(1.) The case of the complainant/appellant in short is that he transported certain goods from Calcutta to Bombay through Road Freight Carriers by truck No. MOT-9158. On transit some goods were damaged and some were not received at the destination at Bombay. Accordingly the complainant/appellant claimed Rs.80,340/- on account of loss of goods and damage caused to it. It is admitted that the goods under consignment bearing Truck No. MOT-9158 were insured with the Insurance Company/respondent No.1. The main contention of the Insurer/respondent No.1 is that the complainant/appellant did not lodge the claim with the Transporter/respondent No.2 within 6 months as per Clause 8.2 of the Insurance agreement. It appears from the record that the goods arrived and unloaded on 26.5.89 at Bombay whereas the complaint was lodged to the Transporter/respondent No.2 by his letter dated 15.6.89, so the information to the Transporter/respondent No.2 was given within a month from the date of arrival of the goods at Bombay. It is not much material if it was informed to the transporter or not, the case lies elsewhere i. e. , the Insurer/respondent No.1 having insured the goods if liable to compensate the loss sustained to the goods during transit. In our opinion it is the duty of the Insurer/respondent No.1 to compensate the loss to the Insurer/ Appellant as it had sustained loss or damages to the goods during transit by virtue of the coverage of the risks on transit by insurance policy. It covers loss or damages caused to the goods on transit due to negligence and/or rash driving. The Insurer/complainant is entitled to realise his claim straightaway from the Insurer/respondent No.1 and if any neglignece or rash driving by the cause of such loss or damages to the goods covered under the Insurance Policy, the Insurer/respondent No.1 can sue the Transporter/ Respondent No.2 by way of subrogation of the right of the owners of the goods i. e. . , from the Complainant/appellant and can realise the claim from the Transporter/respondent No.2. The Insurer/respondent No.1 appointed Surveyor who submitted its report dated 21st August, 1989 in superficial manner although he has shown the total loss and damages caused to the goods covered under Insurance Policy worth Rs.76,190/- as all the packages were opened prior to survey of the articles and had no opportunity of physical verification.

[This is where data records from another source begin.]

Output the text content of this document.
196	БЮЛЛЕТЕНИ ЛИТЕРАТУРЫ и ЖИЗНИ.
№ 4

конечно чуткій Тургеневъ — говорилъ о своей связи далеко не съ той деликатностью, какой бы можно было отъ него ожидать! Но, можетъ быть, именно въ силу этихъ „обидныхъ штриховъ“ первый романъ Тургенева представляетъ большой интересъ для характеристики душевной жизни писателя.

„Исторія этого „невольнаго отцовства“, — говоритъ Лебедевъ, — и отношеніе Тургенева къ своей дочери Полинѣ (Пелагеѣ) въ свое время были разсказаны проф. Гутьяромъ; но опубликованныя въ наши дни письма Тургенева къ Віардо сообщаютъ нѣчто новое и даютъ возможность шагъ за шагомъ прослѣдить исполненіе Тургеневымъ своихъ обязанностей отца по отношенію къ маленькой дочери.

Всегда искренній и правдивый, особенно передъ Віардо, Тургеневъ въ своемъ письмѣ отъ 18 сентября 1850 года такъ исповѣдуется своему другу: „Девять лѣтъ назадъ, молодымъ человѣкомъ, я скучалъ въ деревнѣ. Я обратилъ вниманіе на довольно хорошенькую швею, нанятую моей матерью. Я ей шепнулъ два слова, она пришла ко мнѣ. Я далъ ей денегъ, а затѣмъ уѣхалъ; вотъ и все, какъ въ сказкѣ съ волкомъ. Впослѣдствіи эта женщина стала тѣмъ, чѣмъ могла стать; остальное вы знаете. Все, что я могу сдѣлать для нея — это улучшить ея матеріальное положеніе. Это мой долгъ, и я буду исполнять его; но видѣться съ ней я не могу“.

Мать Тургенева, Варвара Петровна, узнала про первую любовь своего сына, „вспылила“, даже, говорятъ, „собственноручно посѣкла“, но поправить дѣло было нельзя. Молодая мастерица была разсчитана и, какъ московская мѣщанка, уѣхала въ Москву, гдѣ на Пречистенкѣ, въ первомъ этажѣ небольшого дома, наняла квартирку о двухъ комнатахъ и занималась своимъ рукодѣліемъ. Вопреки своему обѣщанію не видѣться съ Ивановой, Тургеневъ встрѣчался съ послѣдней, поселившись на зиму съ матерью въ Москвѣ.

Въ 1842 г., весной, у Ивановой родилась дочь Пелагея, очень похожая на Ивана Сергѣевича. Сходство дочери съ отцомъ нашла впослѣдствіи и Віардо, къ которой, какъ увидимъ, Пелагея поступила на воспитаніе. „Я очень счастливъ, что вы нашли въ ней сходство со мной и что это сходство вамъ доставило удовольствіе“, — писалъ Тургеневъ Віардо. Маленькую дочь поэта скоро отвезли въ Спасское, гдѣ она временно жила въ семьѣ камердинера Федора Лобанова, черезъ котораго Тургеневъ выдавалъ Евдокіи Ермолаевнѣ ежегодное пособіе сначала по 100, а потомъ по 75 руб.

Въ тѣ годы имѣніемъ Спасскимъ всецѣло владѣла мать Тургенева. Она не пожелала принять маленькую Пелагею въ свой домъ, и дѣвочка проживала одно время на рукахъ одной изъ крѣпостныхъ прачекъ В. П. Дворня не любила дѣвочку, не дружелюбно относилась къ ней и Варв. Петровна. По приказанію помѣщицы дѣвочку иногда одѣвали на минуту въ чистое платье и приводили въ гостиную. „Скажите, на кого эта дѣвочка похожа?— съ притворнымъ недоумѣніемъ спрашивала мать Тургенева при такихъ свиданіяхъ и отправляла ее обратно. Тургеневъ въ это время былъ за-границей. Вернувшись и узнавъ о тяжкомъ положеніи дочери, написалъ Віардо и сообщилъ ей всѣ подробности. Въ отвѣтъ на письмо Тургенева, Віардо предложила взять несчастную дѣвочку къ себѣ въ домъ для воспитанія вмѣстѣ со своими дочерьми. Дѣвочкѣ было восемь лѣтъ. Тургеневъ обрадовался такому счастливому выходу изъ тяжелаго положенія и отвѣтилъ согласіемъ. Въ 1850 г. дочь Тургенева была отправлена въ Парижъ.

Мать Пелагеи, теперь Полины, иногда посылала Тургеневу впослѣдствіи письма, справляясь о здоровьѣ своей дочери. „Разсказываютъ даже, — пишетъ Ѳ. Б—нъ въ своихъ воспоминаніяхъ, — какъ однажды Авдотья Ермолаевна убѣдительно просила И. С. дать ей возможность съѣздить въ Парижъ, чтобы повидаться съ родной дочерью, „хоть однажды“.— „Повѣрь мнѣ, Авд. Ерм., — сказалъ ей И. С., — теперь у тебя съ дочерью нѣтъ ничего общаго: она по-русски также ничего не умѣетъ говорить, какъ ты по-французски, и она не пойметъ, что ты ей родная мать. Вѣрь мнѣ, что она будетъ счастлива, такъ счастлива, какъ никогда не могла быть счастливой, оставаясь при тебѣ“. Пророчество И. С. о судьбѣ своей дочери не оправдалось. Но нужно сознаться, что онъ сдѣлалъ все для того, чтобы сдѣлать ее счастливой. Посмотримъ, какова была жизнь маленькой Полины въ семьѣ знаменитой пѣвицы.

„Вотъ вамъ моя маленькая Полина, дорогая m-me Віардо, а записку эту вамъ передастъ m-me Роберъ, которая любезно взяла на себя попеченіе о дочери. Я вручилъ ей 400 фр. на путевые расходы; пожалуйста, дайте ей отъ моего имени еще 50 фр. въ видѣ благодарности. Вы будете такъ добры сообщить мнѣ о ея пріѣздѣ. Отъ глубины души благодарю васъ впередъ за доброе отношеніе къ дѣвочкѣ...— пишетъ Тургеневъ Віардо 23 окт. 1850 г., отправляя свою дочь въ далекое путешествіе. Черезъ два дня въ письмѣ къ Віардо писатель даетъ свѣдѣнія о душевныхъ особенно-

(2.) In the aforesaid circumstances, it is not intelligible to us how the learned C. D. F. in its findings has wrongly observed that the Surveyor estimated the loss caused to the consignment at Rs.3,500/- only. The learned C. D. F. also observed wrongly that as the complainant/petitioner did not serve notice under Sec.10 of the Carriers Act to the Transporter/respondent No.2, he waived his claim which is also baseless because as per decision in the case of Branch Manager, Economic Transport Organisation and Others V/s. Synco Textile Pvt. Ltd. and Others,1994 1 CPR 811, it has been held by National Commission that no notice under Sec.10 is required to be served vis-a-vis that the provision of Carriers Act are not applicable to a claim filed under the Consumer Protection Act.
(3.) In view of the aforesaid observation we do not find any merit in the contention raised by the Insurance Company that the complainant/ appellant waived his right in violation of. the Condition 8 (2) of the Insurance Policy.